Lo abbiamo intervistato nel giorno in cui usciva il suo Segreto pubblico, col quale richiede, a ragione, tutta la nostra attenzione.
Oggi esce Segreto pubblico, e non mi capita tutti i giorni di intervistare un artista nel giorno di pubblicazione del suo disco, come ti senti?
Mi sento felice, ma al tempo stesso triste, perché è la prima volta che mi capita una cosa del genere, cioè fare uscire un disco e non riuscire a promuoverlo come Dio comanda. Di solito questa è una giornata dedicata sì alle interviste, ma ci si prepara anche emotivamente alla situazione live, che è lo sfogo, fra virgolette, dell’artista. C’è la frustrazione di non poter far sentire dal vivo il disco e purtroppo ce la dobbiamo un po’ tenere. È come toccarsi un livido quando ti sei fatta male, capisci? Hai quella cosa che è lì, lo sai che ti fa male, ma ogni tanto col dito vai a tastare.
Cornucopia si concludeva con un bellissimo strumentale, Sospeso, brano che ha anche dato il titolo al tour che hai intrapreso nell’autunno del 2018 e di cui su ExitWell ho parlato quando hai suonato a Le Mura a Roma.
(Leggi il livereport del concerto di Carmelo Pipitone qui).
Segreto pubblico inizia con un altro strumentale, Intro, e sembra riprendere il filo interrotto da Sospeso. Inoltre, nel tuo esordio un brano si intitolava Vertigini a cuore aperto, qui invece Vertigini in mare aperto. Cosa lega i tuoi due dischi e cosa li separa?
Finalmente qualcuno se n’è accorto! Guarda, il primo disco è stato un esperimento: volevo fare qualcosa di veramente mio e a Lorenzo Esposito Fornasari, che ha prodotto anche Segreto pubblico, avevo detto di avere delle canzoni che non appartenevano né ai Marta sui Tubi, né agli O.R.K. né ai Dunk, ed erano per chitarra e voce e molto sperimentali.
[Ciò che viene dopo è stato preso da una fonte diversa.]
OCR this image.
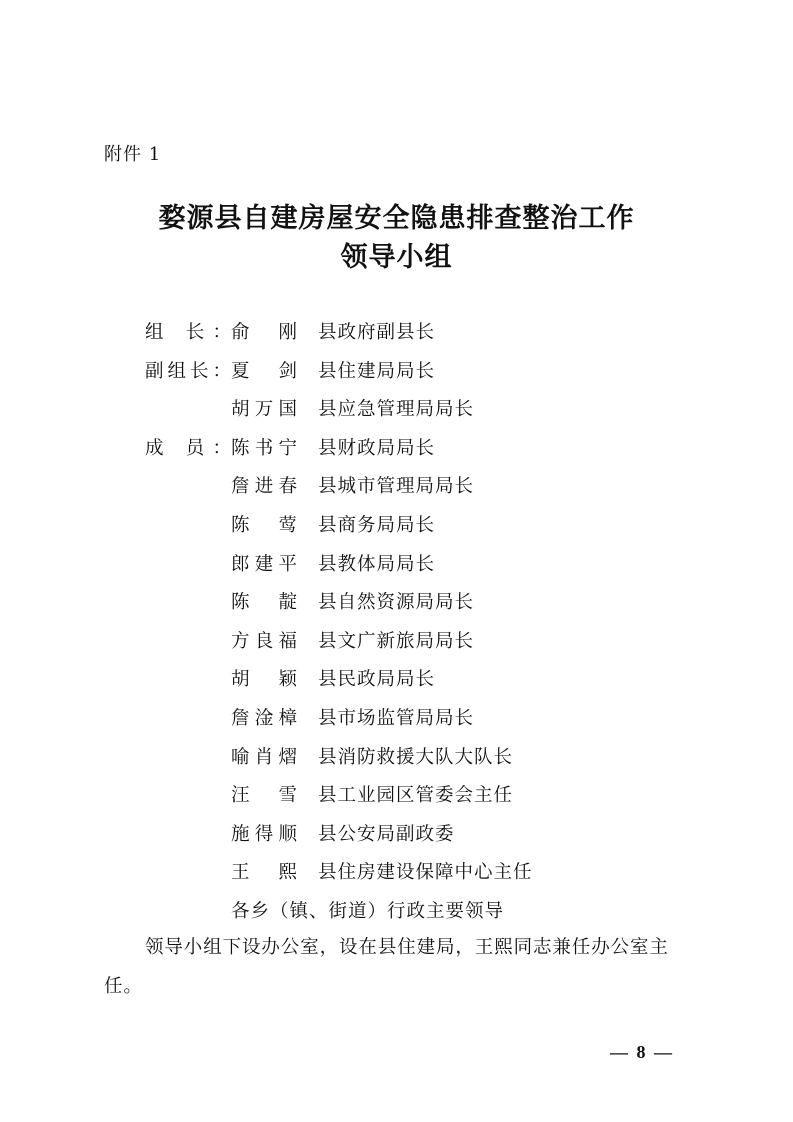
附件 1
婺源县自建房屋安全隐患排查整治工作
领导小组
组 长： 俞 刚 县政府副县长
副组长： 夏 剑 县住建局局长
胡万国 县应急管理局局长
成 员： 陈书宁 县财政局局长
詹进春 县城市管理局局长
陈 莺 县商务局局长
郎建平 县教体局局长
陈 靛 县自然资源局局长
方良福 县文广新旅局局长
胡 颖 县民政局局长
詹淦樟 县市场监管局局长
喻肖熠 县消防救援大队大队长
汪 雪 县工业园区管委会主任
施得顺 县公安局副政委
王 熙 县住房建设保障中心主任
各乡（镇、街道）行政主要领导
领导小组下设办公室，设在县住建局，王熙同志兼任办公室主任。
— 8 —
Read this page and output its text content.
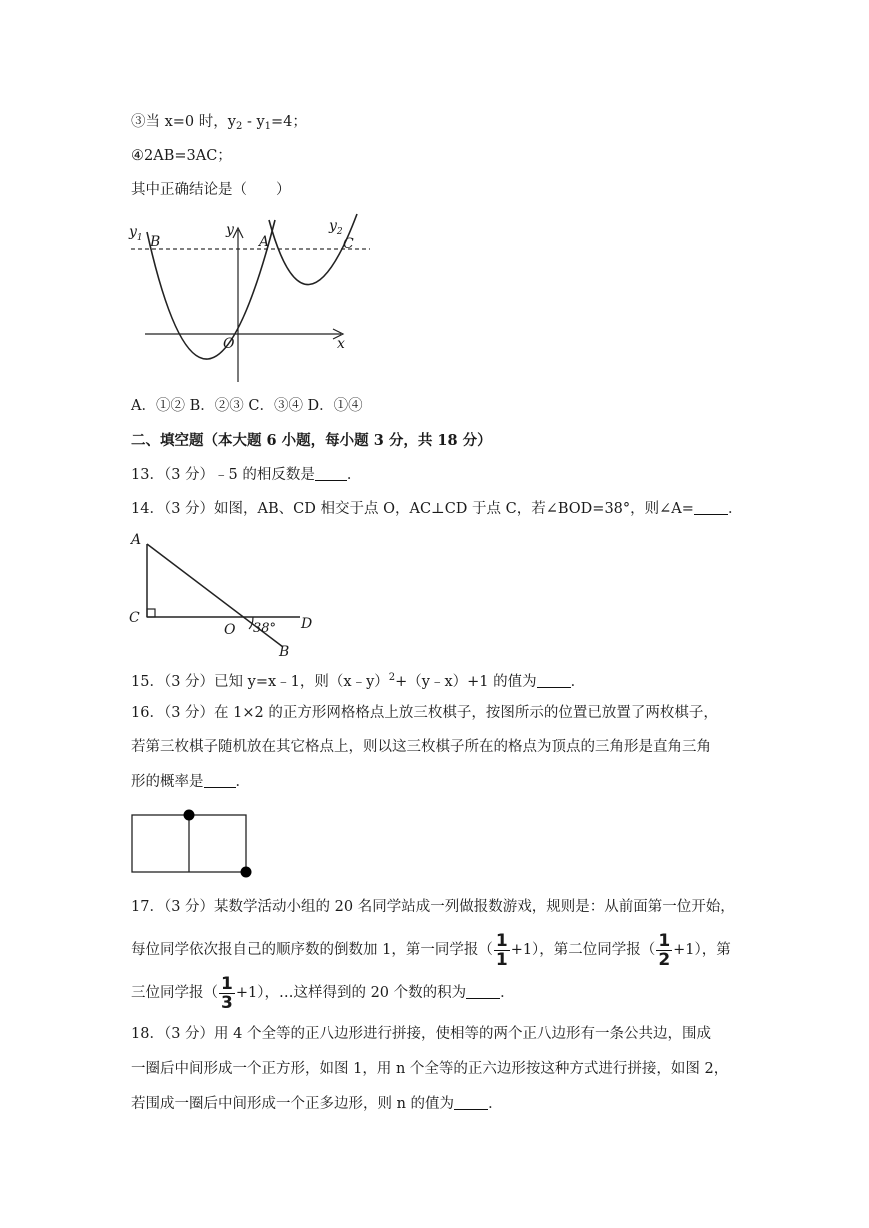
③当 x=0 时，$y_2 - y_1=4$；
④2AB=3AC；
其中正确结论是（　　）
$y_1$ B
y
A
$y_2$
C
O	x
A．①② B．②③ C．③④ D．①④
二、填空题（本大题 6 小题，每小题 3 分，共 18 分）
13．（3 分）﹣5 的相反数是 ．
14．（3 分）如图，AB、CD 相交于点 O，AC⊥CD 于点 C，若∠BOD=38°，则∠A= ．
A
C
O 38° D
B
15．（3 分）已知 y=x﹣1，则（x﹣y）$^2$+（y﹣x）+1 的值为 ．
16．（3 分）在 1×2 的正方形网格格点上放三枚棋子，按图所示的位置已放置了两枚棋子，
若第三枚棋子随机放在其它格点上，则以这三枚棋子所在的格点为顶点的三角形是直角三角
形的概率是 ．
17．（3 分）某数学活动小组的 20 名同学站成一列做报数游戏，规则是：从前面第一位开始，
每位同学依次报自己的顺序数的倒数加 1，第一同学报（ $\frac{1}{1} +1$），第二位同学报（ $\frac{1}{2} +1$），第
三位同学报（ $\frac{1}{3} +1$），…这样得到的 20 个数的积为 ．
18．（3 分）用 4 个全等的正八边形进行拼接，使相等的两个正八边形有一条公共边，围成
一圈后中间形成一个正方形，如图 1，用 n 个全等的正六边形按这种方式进行拼接，如图 2，
若围成一圈后中间形成一个正多边形，则 n 的值为 ．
Era un esperimento che si chiudeva con la possibilità, rappresentata da Sospeso, di un’evoluzione della musica che avrei comunque continuato a fare.
Segreto pubblico si apre con un altro strumentale che è sostanzialmente il legante fra i due dischi, quindi hai detto benissimo, e serve a dire “sì, sono un chitarrista, io faccio questo percorso, concentratevi, perché ora vi sto portando da un’altra parte”.
Vertigini in mare aperto era nata molto prima rispetto a Vertigini a cuore aperto, che è invece presente nel primo disco. L’ho ritrovata e l’ho voluta ripescare, tenendo il titolo originario, perché la storia è una sorta di allegoria legata alla vita di un marinaio, senza la terra ferma sotto ai piedi. Volevo parlare dell’instabilità e credo di esserci riuscito.
L’oscurità in questo disco è tangibile, i suoni sono avvolgenti e trascinanti e le atmosfere ben delineate. Tutto ciò espresso con una potenza rock di altissimo livello. Che lavoro c’è stato dietro?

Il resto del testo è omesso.